Village in Shropshire, England

Hopton Wafers is a small village and civil parish in south Shropshire, England. The population of the public parish at the 2011 census was 753. The village is at the north of the A4117 road, and to the west of the market town of Cleobury Mortimer.

Its name is derived from Old English hop (a side valley running off a larger valley, originally from a Celtic word) and tun (farm or settlement), along with the name of Robert de Wafre, an early holder of the manor.

A post-medieval glassworks was in Hopton Wafers which produced glass in the 17th and 18th centuries.

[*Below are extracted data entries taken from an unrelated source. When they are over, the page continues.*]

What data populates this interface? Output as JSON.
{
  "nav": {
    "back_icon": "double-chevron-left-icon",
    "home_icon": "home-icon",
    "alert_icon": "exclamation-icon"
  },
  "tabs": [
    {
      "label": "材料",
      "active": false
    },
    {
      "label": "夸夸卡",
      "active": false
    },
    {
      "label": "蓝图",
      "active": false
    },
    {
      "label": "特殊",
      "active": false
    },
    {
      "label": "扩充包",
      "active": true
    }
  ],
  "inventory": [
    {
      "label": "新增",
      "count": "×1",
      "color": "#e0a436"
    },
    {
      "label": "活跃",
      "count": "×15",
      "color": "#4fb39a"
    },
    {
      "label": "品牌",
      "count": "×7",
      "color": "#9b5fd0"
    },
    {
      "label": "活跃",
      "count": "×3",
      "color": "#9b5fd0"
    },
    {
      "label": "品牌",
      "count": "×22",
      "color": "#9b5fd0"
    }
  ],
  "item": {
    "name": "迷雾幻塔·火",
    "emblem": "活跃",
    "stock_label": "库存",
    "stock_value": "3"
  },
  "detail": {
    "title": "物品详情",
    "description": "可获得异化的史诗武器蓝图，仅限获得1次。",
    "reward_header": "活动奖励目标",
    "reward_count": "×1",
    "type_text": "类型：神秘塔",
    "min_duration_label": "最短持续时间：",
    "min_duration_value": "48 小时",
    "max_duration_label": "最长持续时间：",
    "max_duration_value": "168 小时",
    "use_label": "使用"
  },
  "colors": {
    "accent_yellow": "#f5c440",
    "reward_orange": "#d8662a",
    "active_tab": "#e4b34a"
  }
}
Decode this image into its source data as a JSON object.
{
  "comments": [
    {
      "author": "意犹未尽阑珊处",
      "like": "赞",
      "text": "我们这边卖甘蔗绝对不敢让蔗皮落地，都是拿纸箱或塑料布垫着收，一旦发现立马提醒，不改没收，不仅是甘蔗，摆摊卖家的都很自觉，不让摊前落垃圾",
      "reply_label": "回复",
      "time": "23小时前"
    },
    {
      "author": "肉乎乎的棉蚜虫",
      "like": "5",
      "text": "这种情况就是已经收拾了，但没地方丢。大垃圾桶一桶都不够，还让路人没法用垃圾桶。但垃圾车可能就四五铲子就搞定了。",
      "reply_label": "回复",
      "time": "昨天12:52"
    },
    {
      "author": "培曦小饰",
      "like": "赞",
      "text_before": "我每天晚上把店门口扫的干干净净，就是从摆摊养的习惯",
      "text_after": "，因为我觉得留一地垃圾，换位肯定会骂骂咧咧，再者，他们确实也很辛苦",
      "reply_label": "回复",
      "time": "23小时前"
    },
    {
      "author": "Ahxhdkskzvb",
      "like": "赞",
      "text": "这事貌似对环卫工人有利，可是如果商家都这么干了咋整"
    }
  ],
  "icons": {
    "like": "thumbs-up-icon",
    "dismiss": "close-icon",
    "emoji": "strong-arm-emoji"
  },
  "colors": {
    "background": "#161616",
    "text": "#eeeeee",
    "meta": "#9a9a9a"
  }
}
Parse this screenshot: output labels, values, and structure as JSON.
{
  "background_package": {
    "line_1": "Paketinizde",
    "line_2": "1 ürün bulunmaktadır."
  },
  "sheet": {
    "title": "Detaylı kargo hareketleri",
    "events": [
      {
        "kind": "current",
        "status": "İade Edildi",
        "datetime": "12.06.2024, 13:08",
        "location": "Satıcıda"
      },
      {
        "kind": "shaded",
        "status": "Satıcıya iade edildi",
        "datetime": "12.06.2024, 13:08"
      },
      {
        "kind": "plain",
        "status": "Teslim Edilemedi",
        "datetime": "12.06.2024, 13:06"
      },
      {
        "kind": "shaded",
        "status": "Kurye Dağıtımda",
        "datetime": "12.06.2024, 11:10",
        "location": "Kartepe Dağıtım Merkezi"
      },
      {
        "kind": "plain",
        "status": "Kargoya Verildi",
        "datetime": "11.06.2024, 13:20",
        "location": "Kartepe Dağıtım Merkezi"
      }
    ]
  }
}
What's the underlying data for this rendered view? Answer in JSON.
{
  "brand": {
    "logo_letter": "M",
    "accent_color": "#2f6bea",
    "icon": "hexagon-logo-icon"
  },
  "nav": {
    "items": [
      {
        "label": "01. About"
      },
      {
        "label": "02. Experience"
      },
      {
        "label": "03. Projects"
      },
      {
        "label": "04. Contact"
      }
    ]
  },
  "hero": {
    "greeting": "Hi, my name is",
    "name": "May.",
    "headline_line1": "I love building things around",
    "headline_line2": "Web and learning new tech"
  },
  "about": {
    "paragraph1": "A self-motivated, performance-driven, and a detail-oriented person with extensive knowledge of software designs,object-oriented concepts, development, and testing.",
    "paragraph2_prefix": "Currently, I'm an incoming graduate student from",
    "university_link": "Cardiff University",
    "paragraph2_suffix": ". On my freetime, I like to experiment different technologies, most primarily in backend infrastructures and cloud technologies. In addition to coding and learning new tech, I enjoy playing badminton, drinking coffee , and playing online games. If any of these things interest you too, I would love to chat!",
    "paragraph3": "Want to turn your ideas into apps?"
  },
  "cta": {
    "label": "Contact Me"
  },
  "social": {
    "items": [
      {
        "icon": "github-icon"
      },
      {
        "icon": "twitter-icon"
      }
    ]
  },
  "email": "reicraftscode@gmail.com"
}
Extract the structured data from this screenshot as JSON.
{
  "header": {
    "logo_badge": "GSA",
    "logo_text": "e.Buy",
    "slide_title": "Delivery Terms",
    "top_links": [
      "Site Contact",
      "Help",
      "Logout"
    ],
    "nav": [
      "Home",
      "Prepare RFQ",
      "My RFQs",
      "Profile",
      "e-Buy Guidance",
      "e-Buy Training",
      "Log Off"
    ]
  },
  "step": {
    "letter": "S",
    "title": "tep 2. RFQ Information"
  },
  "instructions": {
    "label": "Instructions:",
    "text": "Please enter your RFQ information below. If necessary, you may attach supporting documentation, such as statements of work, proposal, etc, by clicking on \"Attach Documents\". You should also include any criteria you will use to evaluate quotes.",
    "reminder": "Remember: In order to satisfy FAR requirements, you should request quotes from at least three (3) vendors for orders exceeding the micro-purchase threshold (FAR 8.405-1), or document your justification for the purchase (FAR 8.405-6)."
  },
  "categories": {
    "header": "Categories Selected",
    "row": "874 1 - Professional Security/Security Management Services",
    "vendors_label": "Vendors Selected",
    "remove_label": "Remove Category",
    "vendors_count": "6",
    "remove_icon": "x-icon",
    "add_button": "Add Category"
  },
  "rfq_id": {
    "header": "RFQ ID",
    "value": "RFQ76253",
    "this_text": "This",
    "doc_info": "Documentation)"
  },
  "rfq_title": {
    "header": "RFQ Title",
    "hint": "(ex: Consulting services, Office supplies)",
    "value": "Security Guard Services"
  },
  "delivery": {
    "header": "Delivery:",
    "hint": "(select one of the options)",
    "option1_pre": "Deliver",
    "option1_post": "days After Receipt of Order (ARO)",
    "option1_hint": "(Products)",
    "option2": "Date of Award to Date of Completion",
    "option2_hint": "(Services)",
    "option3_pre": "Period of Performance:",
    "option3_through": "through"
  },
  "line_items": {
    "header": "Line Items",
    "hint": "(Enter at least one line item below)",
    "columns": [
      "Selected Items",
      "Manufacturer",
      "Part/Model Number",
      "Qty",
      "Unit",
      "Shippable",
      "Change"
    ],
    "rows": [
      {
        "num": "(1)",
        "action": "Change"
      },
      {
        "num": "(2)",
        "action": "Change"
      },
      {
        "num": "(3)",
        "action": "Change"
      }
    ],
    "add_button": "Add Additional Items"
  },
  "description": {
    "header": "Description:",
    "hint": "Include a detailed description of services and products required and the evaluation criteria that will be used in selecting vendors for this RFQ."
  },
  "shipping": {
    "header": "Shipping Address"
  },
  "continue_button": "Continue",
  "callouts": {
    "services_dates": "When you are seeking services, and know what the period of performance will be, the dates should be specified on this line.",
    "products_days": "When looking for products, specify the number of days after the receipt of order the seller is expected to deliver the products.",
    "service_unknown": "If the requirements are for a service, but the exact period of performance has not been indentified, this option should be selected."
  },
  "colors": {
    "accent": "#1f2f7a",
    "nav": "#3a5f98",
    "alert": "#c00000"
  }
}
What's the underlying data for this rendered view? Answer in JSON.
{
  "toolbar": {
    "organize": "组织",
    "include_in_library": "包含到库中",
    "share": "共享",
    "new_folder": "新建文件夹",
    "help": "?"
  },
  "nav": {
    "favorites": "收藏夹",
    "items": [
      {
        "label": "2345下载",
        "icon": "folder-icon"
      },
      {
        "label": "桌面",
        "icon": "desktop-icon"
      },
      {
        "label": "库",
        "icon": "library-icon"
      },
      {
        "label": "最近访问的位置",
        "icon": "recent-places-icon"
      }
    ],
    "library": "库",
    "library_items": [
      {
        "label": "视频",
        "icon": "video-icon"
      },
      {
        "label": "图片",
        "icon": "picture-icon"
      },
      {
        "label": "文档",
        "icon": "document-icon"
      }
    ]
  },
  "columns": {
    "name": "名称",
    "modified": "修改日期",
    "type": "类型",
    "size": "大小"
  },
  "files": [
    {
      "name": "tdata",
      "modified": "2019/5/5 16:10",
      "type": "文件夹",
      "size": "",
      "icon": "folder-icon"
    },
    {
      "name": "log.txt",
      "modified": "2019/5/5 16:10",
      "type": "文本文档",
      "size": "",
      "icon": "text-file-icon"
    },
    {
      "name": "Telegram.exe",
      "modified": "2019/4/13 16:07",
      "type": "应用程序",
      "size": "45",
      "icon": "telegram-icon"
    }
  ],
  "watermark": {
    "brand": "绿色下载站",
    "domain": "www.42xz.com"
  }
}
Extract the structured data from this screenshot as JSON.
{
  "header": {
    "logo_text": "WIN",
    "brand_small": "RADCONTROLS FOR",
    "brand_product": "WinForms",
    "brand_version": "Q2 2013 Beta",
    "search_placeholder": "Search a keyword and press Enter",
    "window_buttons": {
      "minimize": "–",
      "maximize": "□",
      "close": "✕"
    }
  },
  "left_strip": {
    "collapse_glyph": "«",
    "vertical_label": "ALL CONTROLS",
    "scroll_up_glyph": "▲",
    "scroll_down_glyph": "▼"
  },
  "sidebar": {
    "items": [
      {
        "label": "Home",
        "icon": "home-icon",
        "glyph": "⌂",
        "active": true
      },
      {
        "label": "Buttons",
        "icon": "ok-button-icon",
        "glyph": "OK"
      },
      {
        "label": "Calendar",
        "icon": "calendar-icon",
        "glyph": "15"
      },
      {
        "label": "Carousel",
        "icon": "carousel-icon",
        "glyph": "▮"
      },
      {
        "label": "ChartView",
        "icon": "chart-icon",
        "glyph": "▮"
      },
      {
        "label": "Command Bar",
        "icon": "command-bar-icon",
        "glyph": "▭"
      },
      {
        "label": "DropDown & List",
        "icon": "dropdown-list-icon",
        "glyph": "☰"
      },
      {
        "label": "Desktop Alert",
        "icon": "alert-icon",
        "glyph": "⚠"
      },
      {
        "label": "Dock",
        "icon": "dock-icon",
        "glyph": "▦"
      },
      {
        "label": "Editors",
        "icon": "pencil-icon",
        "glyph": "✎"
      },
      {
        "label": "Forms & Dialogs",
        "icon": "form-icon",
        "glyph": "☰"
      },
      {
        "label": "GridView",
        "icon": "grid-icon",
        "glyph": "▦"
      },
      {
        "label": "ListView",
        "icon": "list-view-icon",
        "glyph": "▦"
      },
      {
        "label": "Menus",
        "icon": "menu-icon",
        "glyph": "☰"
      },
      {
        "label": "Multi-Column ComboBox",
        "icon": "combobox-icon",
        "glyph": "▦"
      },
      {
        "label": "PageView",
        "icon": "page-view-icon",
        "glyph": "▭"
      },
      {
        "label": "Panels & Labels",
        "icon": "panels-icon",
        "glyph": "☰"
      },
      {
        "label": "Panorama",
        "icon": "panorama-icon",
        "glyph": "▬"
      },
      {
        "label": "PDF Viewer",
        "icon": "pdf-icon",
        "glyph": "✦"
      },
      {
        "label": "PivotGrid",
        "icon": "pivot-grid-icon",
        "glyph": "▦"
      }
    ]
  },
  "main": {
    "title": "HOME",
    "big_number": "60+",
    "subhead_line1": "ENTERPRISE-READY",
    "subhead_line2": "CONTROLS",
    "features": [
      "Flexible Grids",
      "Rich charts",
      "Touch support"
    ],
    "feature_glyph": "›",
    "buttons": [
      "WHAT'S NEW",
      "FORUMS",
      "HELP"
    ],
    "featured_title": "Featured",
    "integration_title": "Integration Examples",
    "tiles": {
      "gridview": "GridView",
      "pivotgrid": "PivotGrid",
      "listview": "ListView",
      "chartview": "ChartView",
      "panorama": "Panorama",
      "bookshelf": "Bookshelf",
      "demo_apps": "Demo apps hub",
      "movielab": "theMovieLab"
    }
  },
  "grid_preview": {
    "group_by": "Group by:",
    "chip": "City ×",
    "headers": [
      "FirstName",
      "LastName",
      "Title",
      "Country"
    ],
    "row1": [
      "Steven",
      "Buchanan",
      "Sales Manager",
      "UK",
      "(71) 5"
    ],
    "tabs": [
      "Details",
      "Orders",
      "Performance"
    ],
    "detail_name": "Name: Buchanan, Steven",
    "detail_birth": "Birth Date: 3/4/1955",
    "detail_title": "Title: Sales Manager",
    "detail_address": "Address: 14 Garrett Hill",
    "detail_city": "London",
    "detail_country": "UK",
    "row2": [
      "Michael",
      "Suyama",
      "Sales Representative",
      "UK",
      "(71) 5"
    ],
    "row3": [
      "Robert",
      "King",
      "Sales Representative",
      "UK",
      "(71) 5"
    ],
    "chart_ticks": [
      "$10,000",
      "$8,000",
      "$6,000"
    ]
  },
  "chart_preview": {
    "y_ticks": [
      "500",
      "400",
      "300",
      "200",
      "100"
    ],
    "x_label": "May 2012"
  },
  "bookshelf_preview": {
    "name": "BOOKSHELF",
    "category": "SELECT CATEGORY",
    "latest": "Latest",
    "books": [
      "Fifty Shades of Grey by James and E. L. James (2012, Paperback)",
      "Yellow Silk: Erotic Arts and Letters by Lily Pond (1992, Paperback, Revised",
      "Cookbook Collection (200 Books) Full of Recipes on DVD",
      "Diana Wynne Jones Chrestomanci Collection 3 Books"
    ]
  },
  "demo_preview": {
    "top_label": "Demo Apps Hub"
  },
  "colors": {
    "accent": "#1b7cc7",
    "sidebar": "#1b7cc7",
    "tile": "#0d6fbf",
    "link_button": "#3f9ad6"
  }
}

The village church, St Michael and All Angels, was built in 1825: a Norman church had previously stood on the site, but had become dilapidated. The works were funded by Thomas Botfield, who had purchased the manor in 1812. The church contains two war memorials: a marble plaque to men of the parish of Hopton Wafers with Doddington who died serving in the World Wars and another plaque to Lance Corporal Samuel Edwards, KSLI, who was killed in World War I in 1915. The churchyard contains war graves of another KSLI soldier who died in the latter war and of a Royal Army Service Corps soldier of World War II who are among those listed on the parish memorial.

There is a pub in the village, named The Crown at Hopton.

The county's last remaining emergency escape lane (a sand trap for vehicles unable to brake) was removed in 2014 after being deemed both obsolete and potentially dangerous; it was located at the foot of Hopton Bank (on the A4117).

The 292 bus service (Ludlow-Bewdley-Kidderminster), operated by Diamond Bus, provides regular public buses from Monday to Saturday.